As for the fastener itself, WaterField has chosen a rare-earth magnet snap. The magnet holds the fastener shut, and powerfully, but it takes practice to get it to fall fully into place. In fact, the magnet may be too powerful. Pulling the tab open sometimes requires a second try and more force than seems necessary. On one hand, it’s very secure. You won’t be losing your devices even if you flip the whole bag upside down and shake it. On the other hand, flipping your bag upside down is not a very common situation, whereas opening and closing the bag is probably the most common thing you’ll be doing with it.
Finally there’s the strap, base pull tab, buckle, and d-ring clips.

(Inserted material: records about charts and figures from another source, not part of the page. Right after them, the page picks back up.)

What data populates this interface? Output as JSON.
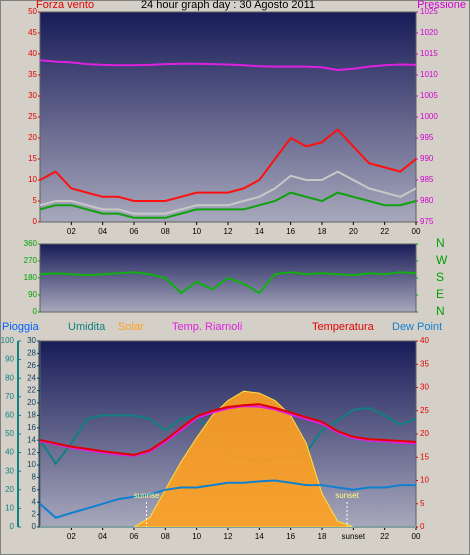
{
  "chart_data": [
    {
      "type": "line",
      "title": "24 hour graph day : 30 Agosto 2011",
      "y_label": "Forza vento",
      "y2_label": "Pressione",
      "y_color": "#e00000",
      "y2_color": "#d000d0",
      "x": [
        0,
        1,
        2,
        3,
        4,
        5,
        6,
        7,
        8,
        9,
        10,
        11,
        12,
        13,
        14,
        15,
        16,
        17,
        18,
        19,
        20,
        21,
        22,
        23,
        24
      ],
      "xlim": [
        0,
        24
      ],
      "xticks": [
        {
          "value": 2,
          "label": "02"
        },
        {
          "value": 4,
          "label": "04"
        },
        {
          "value": 6,
          "label": "06"
        },
        {
          "value": 8,
          "label": "08"
        },
        10,
        12,
        14,
        16,
        18,
        20,
        22,
        {
          "value": 24,
          "label": "00"
        }
      ],
      "ylim": [
        0,
        50
      ],
      "yticks": [
        0,
        5,
        10,
        15,
        20,
        25,
        30,
        35,
        40,
        45,
        50
      ],
      "y2lim": [
        975,
        1025
      ],
      "y2ticks": [
        975,
        980,
        985,
        990,
        995,
        1000,
        1005,
        1010,
        1015,
        1020,
        1025
      ],
      "series": [
        {
          "color": "#ff1010",
          "values": [
            10,
            12,
            8,
            7,
            6,
            6,
            5,
            5,
            5,
            6,
            7,
            7,
            7,
            8,
            10,
            15,
            20,
            18,
            19,
            22,
            18,
            14,
            13,
            12,
            15
          ]
        },
        {
          "color": "#c8c8c8",
          "values": [
            4,
            5,
            5,
            4,
            3,
            3,
            2,
            2,
            2,
            3,
            4,
            4,
            4,
            5,
            6,
            8,
            11,
            10,
            10,
            12,
            10,
            8,
            7,
            6,
            8
          ]
        },
        {
          "color": "#10a010",
          "values": [
            3,
            4,
            4,
            3,
            2,
            2,
            1,
            1,
            1,
            2,
            3,
            3,
            3,
            3,
            4,
            5,
            7,
            6,
            5,
            7,
            6,
            5,
            4,
            4,
            5
          ]
        },
        {
          "color": "#e020e0",
          "axis": "y2",
          "values": [
            1013.5,
            1013.2,
            1013,
            1012.6,
            1012.4,
            1012.3,
            1012.3,
            1012.4,
            1012.6,
            1012.7,
            1012.7,
            1012.6,
            1012.5,
            1012.3,
            1012.1,
            1012,
            1012,
            1012,
            1011.8,
            1011.2,
            1011.5,
            1012,
            1012.3,
            1012.5,
            1012.4
          ]
        }
      ]
    },
    {
      "type": "line",
      "y_color": "#00a000",
      "y2_color": "#00a000",
      "x": [
        0,
        1,
        2,
        3,
        4,
        5,
        6,
        7,
        8,
        9,
        10,
        11,
        12,
        13,
        14,
        15,
        16,
        17,
        18,
        19,
        20,
        21,
        22,
        23,
        24
      ],
      "xlim": [
        0,
        24
      ],
      "ylim": [
        0,
        360
      ],
      "yticks": [
        0,
        90,
        180,
        270,
        360
      ],
      "y2lim": [
        0,
        360
      ],
      "y2ticks": [
        {
          "value": 0,
          "label": "N"
        },
        {
          "value": 90,
          "label": "E"
        },
        {
          "value": 180,
          "label": "S"
        },
        {
          "value": 270,
          "label": "W"
        },
        {
          "value": 360,
          "label": "N"
        }
      ],
      "series": [
        {
          "color": "#10b010",
          "values": [
            200,
            205,
            200,
            195,
            200,
            205,
            210,
            200,
            180,
            100,
            160,
            120,
            180,
            150,
            100,
            200,
            210,
            200,
            205,
            200,
            195,
            205,
            200,
            210,
            205
          ]
        }
      ]
    },
    {
      "type": "line",
      "y_color": "#108080",
      "y2_color": "#e00000",
      "y3_color": "#104060",
      "x": [
        0,
        1,
        2,
        3,
        4,
        5,
        6,
        7,
        8,
        9,
        10,
        11,
        12,
        13,
        14,
        15,
        16,
        17,
        18,
        19,
        20,
        21,
        22,
        23,
        24
      ],
      "xlim": [
        0,
        24
      ],
      "xticks": [
        {
          "value": 2,
          "label": "02"
        },
        {
          "value": 4,
          "label": "04"
        },
        {
          "value": 6,
          "label": "06"
        },
        {
          "value": 8,
          "label": "08"
        },
        10,
        12,
        14,
        16,
        18,
        {
          "value": 20,
          "label": "sunset"
        },
        22,
        {
          "value": 24,
          "label": "00"
        }
      ],
      "ylim": [
        0,
        100
      ],
      "yticks": [
        0,
        10,
        20,
        30,
        40,
        50,
        60,
        70,
        80,
        90,
        100
      ],
      "y3lim": [
        0,
        30
      ],
      "y3ticks": [
        0,
        2,
        4,
        6,
        8,
        10,
        12,
        14,
        16,
        18,
        20,
        22,
        24,
        26,
        28,
        30
      ],
      "y2lim": [
        0,
        40
      ],
      "y2ticks": [
        0,
        5,
        10,
        15,
        20,
        25,
        30,
        35,
        40
      ],
      "annotations": [
        {
          "text": "sunrise",
          "x": 6.8
        },
        {
          "text": "sunset",
          "x": 19.6
        }
      ],
      "series": [
        {
          "name": "Pioggia",
          "color": "#0060ff",
          "axis": "y3",
          "values": [
            0,
            0,
            0,
            0,
            0,
            0,
            0,
            0,
            0,
            0,
            0,
            0,
            0,
            0,
            0,
            0,
            0,
            0,
            0,
            0,
            0,
            0,
            0,
            0,
            0
          ]
        },
        {
          "name": "Umidita",
          "color": "#108080",
          "values": [
            47,
            34,
            45,
            58,
            60,
            60,
            60,
            58,
            52,
            58,
            60,
            50,
            39,
            37,
            35,
            37,
            36,
            40,
            52,
            57,
            63,
            64,
            60,
            55,
            58
          ]
        },
        {
          "name": "Solar",
          "color": "#ffa020",
          "area": true,
          "values": [
            0,
            0,
            0,
            0,
            0,
            0,
            0,
            5,
            20,
            35,
            48,
            60,
            68,
            73,
            72,
            68,
            60,
            45,
            18,
            3,
            0,
            0,
            0,
            0,
            0
          ]
        },
        {
          "name": "Temp. Riarnoli",
          "color": "#e020e0",
          "axis": "y2",
          "values": [
            18.4,
            17.8,
            17,
            16.5,
            16,
            15.6,
            15.3,
            16.2,
            18.3,
            20.8,
            23.4,
            24.6,
            25.5,
            26,
            25.9,
            25.3,
            24.2,
            23.2,
            22.2,
            20.3,
            19.1,
            18.6,
            18.4,
            18.1,
            18
          ]
        },
        {
          "name": "Temperatura",
          "color": "#e00000",
          "axis": "y2",
          "values": [
            18.7,
            18,
            17.3,
            16.8,
            16.3,
            15.9,
            15.5,
            16.5,
            18.7,
            21.3,
            23.8,
            25,
            25.8,
            26.2,
            26.4,
            25.6,
            24.6,
            23.6,
            22.6,
            20.6,
            19.4,
            18.9,
            18.7,
            18.5,
            18.3
          ]
        },
        {
          "name": "Dew Point",
          "color": "#1080d0",
          "axis": "y2",
          "values": [
            5,
            2,
            3,
            4,
            5,
            6,
            6.5,
            7,
            8,
            8.5,
            8.5,
            9,
            9.5,
            9.5,
            9.8,
            10,
            9.5,
            9,
            9,
            8.5,
            8,
            8.5,
            8.5,
            9,
            9
          ]
        }
      ]
    }
  ]
}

The strap is tightly woven brown nylon. It is pliable and soft right out of the packaging, and though not ideal against bare skin, it isn’t stiff and plasticky like some straps. Its buckle is metallic but doesn’t stick to the clasp magnet (a nice touch), and the same is true for the two clips that attach the shoulder strap to the metal loops on the back of the case.

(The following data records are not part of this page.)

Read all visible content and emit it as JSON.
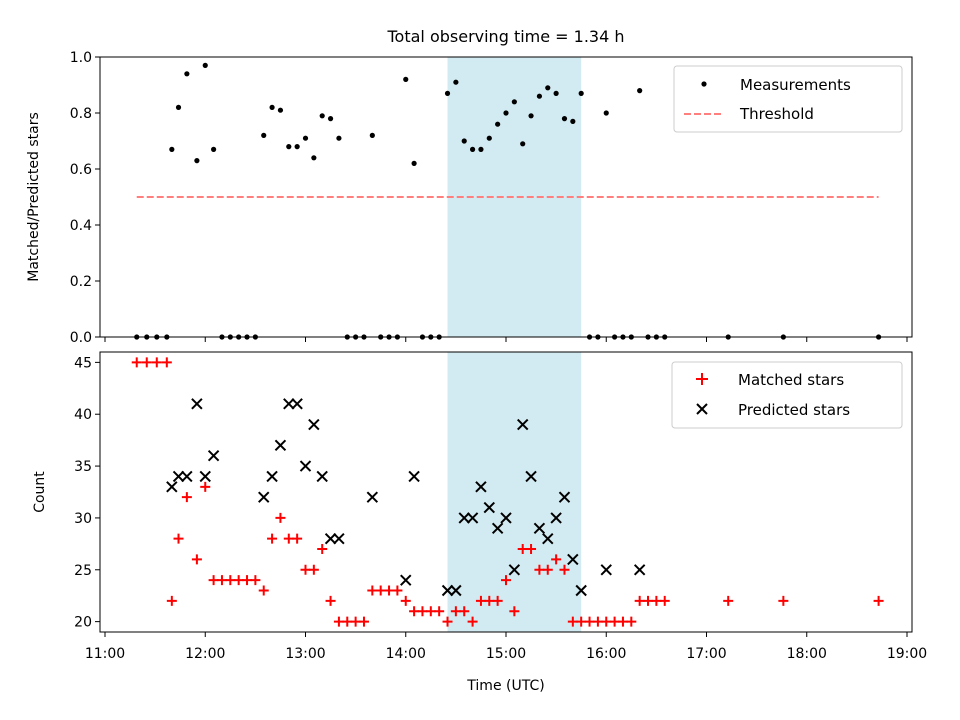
{
  "chart_data": [
    {
      "type": "scatter",
      "title": "Total observing time = 1.34 h",
      "ylabel": "Matched/Predicted stars",
      "xlim": [
        "11:00",
        "19:00"
      ],
      "ylim": [
        0,
        1.0
      ],
      "yticks": [
        "0.0",
        "0.2",
        "0.4",
        "0.6",
        "0.8",
        "1.0"
      ],
      "legend": {
        "placement": "top-right",
        "entries": [
          "Measurements",
          "Threshold"
        ]
      },
      "shaded_interval": [
        "14:25",
        "15:45"
      ],
      "series": [
        {
          "name": "Measurements",
          "marker": "dot",
          "color": "#000000",
          "points": [
            [
              "11:19",
              0.0
            ],
            [
              "11:25",
              0.0
            ],
            [
              "11:31",
              0.0
            ],
            [
              "11:37",
              0.0
            ],
            [
              "11:40",
              0.67
            ],
            [
              "11:44",
              0.82
            ],
            [
              "11:49",
              0.94
            ],
            [
              "11:55",
              0.63
            ],
            [
              "12:00",
              0.97
            ],
            [
              "12:05",
              0.67
            ],
            [
              "12:10",
              0.0
            ],
            [
              "12:15",
              0.0
            ],
            [
              "12:20",
              0.0
            ],
            [
              "12:25",
              0.0
            ],
            [
              "12:30",
              0.0
            ],
            [
              "12:35",
              0.72
            ],
            [
              "12:40",
              0.82
            ],
            [
              "12:45",
              0.81
            ],
            [
              "12:50",
              0.68
            ],
            [
              "12:55",
              0.68
            ],
            [
              "13:00",
              0.71
            ],
            [
              "13:05",
              0.64
            ],
            [
              "13:10",
              0.79
            ],
            [
              "13:15",
              0.78
            ],
            [
              "13:20",
              0.71
            ],
            [
              "13:25",
              0.0
            ],
            [
              "13:30",
              0.0
            ],
            [
              "13:35",
              0.0
            ],
            [
              "13:40",
              0.72
            ],
            [
              "13:45",
              0.0
            ],
            [
              "13:50",
              0.0
            ],
            [
              "13:55",
              0.0
            ],
            [
              "14:00",
              0.92
            ],
            [
              "14:05",
              0.62
            ],
            [
              "14:10",
              0.0
            ],
            [
              "14:15",
              0.0
            ],
            [
              "14:20",
              0.0
            ],
            [
              "14:25",
              0.87
            ],
            [
              "14:30",
              0.91
            ],
            [
              "14:35",
              0.7
            ],
            [
              "14:40",
              0.67
            ],
            [
              "14:45",
              0.67
            ],
            [
              "14:50",
              0.71
            ],
            [
              "14:55",
              0.76
            ],
            [
              "15:00",
              0.8
            ],
            [
              "15:05",
              0.84
            ],
            [
              "15:10",
              0.69
            ],
            [
              "15:15",
              0.79
            ],
            [
              "15:20",
              0.86
            ],
            [
              "15:25",
              0.89
            ],
            [
              "15:30",
              0.87
            ],
            [
              "15:35",
              0.78
            ],
            [
              "15:40",
              0.77
            ],
            [
              "15:45",
              0.87
            ],
            [
              "15:50",
              0.0
            ],
            [
              "15:55",
              0.0
            ],
            [
              "16:00",
              0.8
            ],
            [
              "16:05",
              0.0
            ],
            [
              "16:10",
              0.0
            ],
            [
              "16:15",
              0.0
            ],
            [
              "16:20",
              0.88
            ],
            [
              "16:25",
              0.0
            ],
            [
              "16:30",
              0.0
            ],
            [
              "16:35",
              0.0
            ],
            [
              "17:13",
              0.0
            ],
            [
              "17:46",
              0.0
            ],
            [
              "18:43",
              0.0
            ]
          ]
        },
        {
          "name": "Threshold",
          "line": "dashed",
          "color": "#ff7f7f",
          "points": [
            [
              "11:19",
              0.5
            ],
            [
              "18:43",
              0.5
            ]
          ]
        }
      ]
    },
    {
      "type": "scatter",
      "xlabel": "Time (UTC)",
      "ylabel": "Count",
      "xlim": [
        "11:00",
        "19:00"
      ],
      "xticks": [
        "11:00",
        "12:00",
        "13:00",
        "14:00",
        "15:00",
        "16:00",
        "17:00",
        "18:00",
        "19:00"
      ],
      "ylim": [
        19,
        46
      ],
      "yticks": [
        "20",
        "25",
        "30",
        "35",
        "40",
        "45"
      ],
      "legend": {
        "placement": "top-right",
        "entries": [
          "Matched stars",
          "Predicted stars"
        ]
      },
      "shaded_interval": [
        "14:25",
        "15:45"
      ],
      "series": [
        {
          "name": "Matched stars",
          "marker": "plus",
          "color": "#ff0000",
          "points": [
            [
              "11:19",
              45
            ],
            [
              "11:25",
              45
            ],
            [
              "11:31",
              45
            ],
            [
              "11:37",
              45
            ],
            [
              "11:40",
              22
            ],
            [
              "11:44",
              28
            ],
            [
              "11:49",
              32
            ],
            [
              "11:55",
              26
            ],
            [
              "12:00",
              33
            ],
            [
              "12:05",
              24
            ],
            [
              "12:10",
              24
            ],
            [
              "12:15",
              24
            ],
            [
              "12:20",
              24
            ],
            [
              "12:25",
              24
            ],
            [
              "12:30",
              24
            ],
            [
              "12:35",
              23
            ],
            [
              "12:40",
              28
            ],
            [
              "12:45",
              30
            ],
            [
              "12:50",
              28
            ],
            [
              "12:55",
              28
            ],
            [
              "13:00",
              25
            ],
            [
              "13:05",
              25
            ],
            [
              "13:10",
              27
            ],
            [
              "13:15",
              22
            ],
            [
              "13:20",
              20
            ],
            [
              "13:25",
              20
            ],
            [
              "13:30",
              20
            ],
            [
              "13:35",
              20
            ],
            [
              "13:40",
              23
            ],
            [
              "13:45",
              23
            ],
            [
              "13:50",
              23
            ],
            [
              "13:55",
              23
            ],
            [
              "14:00",
              22
            ],
            [
              "14:05",
              21
            ],
            [
              "14:10",
              21
            ],
            [
              "14:15",
              21
            ],
            [
              "14:20",
              21
            ],
            [
              "14:25",
              20
            ],
            [
              "14:30",
              21
            ],
            [
              "14:35",
              21
            ],
            [
              "14:40",
              20
            ],
            [
              "14:45",
              22
            ],
            [
              "14:50",
              22
            ],
            [
              "14:55",
              22
            ],
            [
              "15:00",
              24
            ],
            [
              "15:05",
              21
            ],
            [
              "15:10",
              27
            ],
            [
              "15:15",
              27
            ],
            [
              "15:20",
              25
            ],
            [
              "15:25",
              25
            ],
            [
              "15:30",
              26
            ],
            [
              "15:35",
              25
            ],
            [
              "15:40",
              20
            ],
            [
              "15:45",
              20
            ],
            [
              "15:50",
              20
            ],
            [
              "15:55",
              20
            ],
            [
              "16:00",
              20
            ],
            [
              "16:05",
              20
            ],
            [
              "16:10",
              20
            ],
            [
              "16:15",
              20
            ],
            [
              "16:20",
              22
            ],
            [
              "16:25",
              22
            ],
            [
              "16:30",
              22
            ],
            [
              "16:35",
              22
            ],
            [
              "17:13",
              22
            ],
            [
              "17:46",
              22
            ],
            [
              "18:43",
              22
            ]
          ]
        },
        {
          "name": "Predicted stars",
          "marker": "x",
          "color": "#000000",
          "points": [
            [
              "11:40",
              33
            ],
            [
              "11:44",
              34
            ],
            [
              "11:49",
              34
            ],
            [
              "11:55",
              41
            ],
            [
              "12:00",
              34
            ],
            [
              "12:05",
              36
            ],
            [
              "12:35",
              32
            ],
            [
              "12:40",
              34
            ],
            [
              "12:45",
              37
            ],
            [
              "12:50",
              41
            ],
            [
              "12:55",
              41
            ],
            [
              "13:00",
              35
            ],
            [
              "13:05",
              39
            ],
            [
              "13:10",
              34
            ],
            [
              "13:15",
              28
            ],
            [
              "13:20",
              28
            ],
            [
              "13:40",
              32
            ],
            [
              "14:00",
              24
            ],
            [
              "14:05",
              34
            ],
            [
              "14:25",
              23
            ],
            [
              "14:30",
              23
            ],
            [
              "14:35",
              30
            ],
            [
              "14:40",
              30
            ],
            [
              "14:45",
              33
            ],
            [
              "14:50",
              31
            ],
            [
              "14:55",
              29
            ],
            [
              "15:00",
              30
            ],
            [
              "15:05",
              25
            ],
            [
              "15:10",
              39
            ],
            [
              "15:15",
              34
            ],
            [
              "15:20",
              29
            ],
            [
              "15:25",
              28
            ],
            [
              "15:30",
              30
            ],
            [
              "15:35",
              32
            ],
            [
              "15:40",
              26
            ],
            [
              "15:45",
              23
            ],
            [
              "16:00",
              25
            ],
            [
              "16:20",
              25
            ]
          ]
        }
      ]
    }
  ],
  "colors": {
    "shade": "#add8e6",
    "threshold": "#ff7f7f",
    "matched": "#ff0000",
    "predicted": "#000000"
  }
}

Last is the base pull tab which I include because, at first, I couldn’t figure out why it was there. The tab, a simple woven nylon loop attached to the bottom of the bag, provides a place to gain leverage when removing a device that fits too snugly inside the main pocket. Neither my laptop or iPad are large enough to need such a feature, but it would be a nice solution if I had a larger device.
There are only a couple things I would change about the Solo if given the chance.
The first is the strength or design of the magnetic clasp. I’d suggest opening up the bottom area so the magnet could more easily slide off rather than popping straight up (where magnets hold the strongest). The open and close mechanism is really the thing that this bag should be designed to do best, and as it is, there’s just a bit too much resistance.
The second is the number of sleeves in the pouch pocket. There’s one for a phone and one for a pen, but this seems a bit like minimalism just for the sake of it. The Solo would still be a perfectly minimal bag even if it had suede pockets on either side of the pouch. It could also gain a nice visual symmetry. Mostly, I just want another pocket for my wallet, keys, or other small items that I’d rather not just have loose in the larger pouch area.
Overall, the Solo is a great bag for just what you need everyday and nothing more.
It’s sleek and stylish, modern and timeless, sturdy and strong, while still being lightweight and made with the utmost care. At $159, it is premium priced, though I appreciate it isn’t luxury priced, as many of its components feel as if they could be.
For the first time, I’m genuinely excited about the bag I’m carrying. I have what I need, and a minimal messenger silhouette to match. If the concept of a minimal daily carry — that gives constant little reminders of how special it is — appeals to you, I strongly recommend the Outback Solo by WaterField.